A softer outlook for the remainder of 2017 contributed to iron ore prices falling by around a third since early March.
However, a recovery later this week in iron ore prices may run counter to the lowest expectations for Chinese steel sector performance, with analysts and industry split on eventual steel and implied iron ore demand growth in China.
The World Steel Association said Friday it expects Chinese steel demand growth to run flat this year and fall 2% in 2018 as a slowdown gathers pace.
In October, Worldsteel said it expected a 2% contraction in 2017 steel demand.
"China, which accounts for 45% of global steel demand, is expected to return to a more subdued growth rate after its recent short uplift," Worldsteel said in its latest Short Range Outlook.
"While the Chinese economic outlook appears stable and steel demand continues to remain strong in the early part of 2017, this is expected to gradually decelerate as the government tries to retighten its real estate policies."
Some iron ore mining executives and analysts this week saw relatively strong steel demand in China and pricing for iron ore holding up.

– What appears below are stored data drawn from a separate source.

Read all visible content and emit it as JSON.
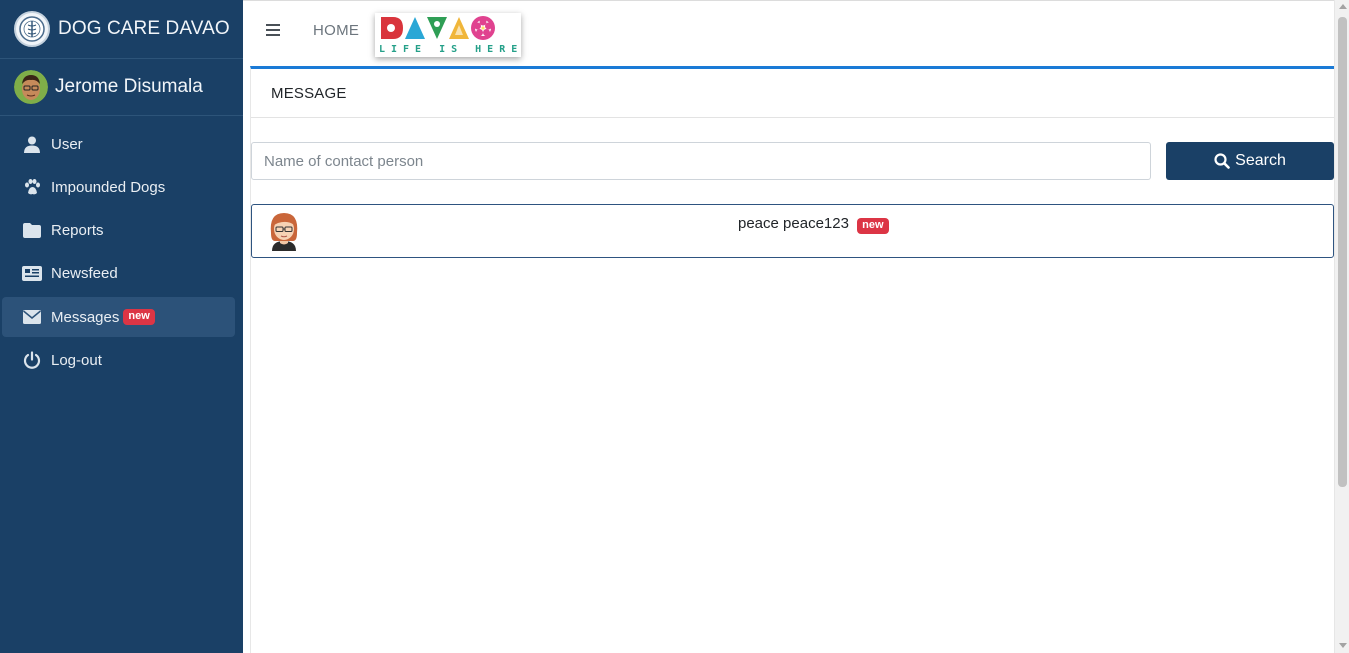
{
  "sidebar": {
    "brand_title": "DOG CARE DAVAO",
    "user_name": "Jerome Disumala",
    "items": [
      {
        "label": "User",
        "icon": "user-icon",
        "active": false
      },
      {
        "label": "Impounded Dogs",
        "icon": "paw-icon",
        "active": false
      },
      {
        "label": "Reports",
        "icon": "folder-icon",
        "active": false
      },
      {
        "label": "Newsfeed",
        "icon": "newspaper-icon",
        "active": false
      },
      {
        "label": "Messages",
        "icon": "envelope-icon",
        "active": true,
        "badge": "new"
      },
      {
        "label": "Log-out",
        "icon": "power-icon",
        "active": false
      }
    ]
  },
  "header": {
    "home_label": "HOME",
    "logo_text": "DAVAO",
    "logo_tagline": "LIFE IS HERE"
  },
  "main": {
    "title": "MESSAGE",
    "search": {
      "placeholder": "Name of contact person",
      "value": "",
      "button_label": "Search"
    },
    "contacts": [
      {
        "name": "peace peace123",
        "badge": "new"
      }
    ]
  },
  "colors": {
    "sidebar_bg": "#1a4066",
    "active_item_bg": "#2c5279",
    "accent_blue": "#1a7ad6",
    "badge_red": "#dc3545",
    "button_bg": "#1a4066"
  }
}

April steel output may fall from Arch rates, but not as sharply as assumed by iron ore markets, a mining executive close to Chinese trade said.
"Iron ore has been oversold, there were a lot of financial shorts in the market," the source commented earlier this week.
"Iron ore prices have fallen over 30% in the past three weeks as concern over rising inventories and a more pessimistic view of future demand hurt sentiment," ANZ said in a note Friday before publication of Worldsteel's new estimates.
ANZ expects 2017 Chinese steel demand growth of 1.3% to 723 million mt and steel output rising 1.4% to 820 million mt.
The bank's earlier view already factored in the introduction of strong wide-spread curbs on property investment in multiple Chinese cities to cool construction-related demand.
China plans to continue to cut steel capacity which will aid margins, and non property-tied steel demand sectors such as autos are faring well, ANZ said.
"While there is an increased likelihood of more effective capacities being cut this year, relatively strong steel demand in China should support steel production. The fact that China will continue to stabilise growth through proactive fiscal policy suggests that the infrastructure spending programs mentioned should be well supported," ANZ wrote.
Seaborne iron ore import prices cut below $65/dry mt CFR China on Tuesday, a level which threatens profitability for nearly half of all Chinese iron ore production capacity, ANZ said. Prices had risen to $67.90/dmt on Friday for the Platts 62% Fe IODEX benchmark.
China accounted for almost 60% of global blast furnace iron production in the first two months of 2017, and imported over 1 billion tons of iron ore last year, driving the global market for the commodity. Imports of iron ore account for over three-quarters of Chinese demand.
"In the short term, negative sentiment will make it difficult to arrest the selling and for prices to stabilise," ANZ said of iron ore prices. "Once it does, we would look for prices to settle in the $70-80/dmt range for the remainder of the year."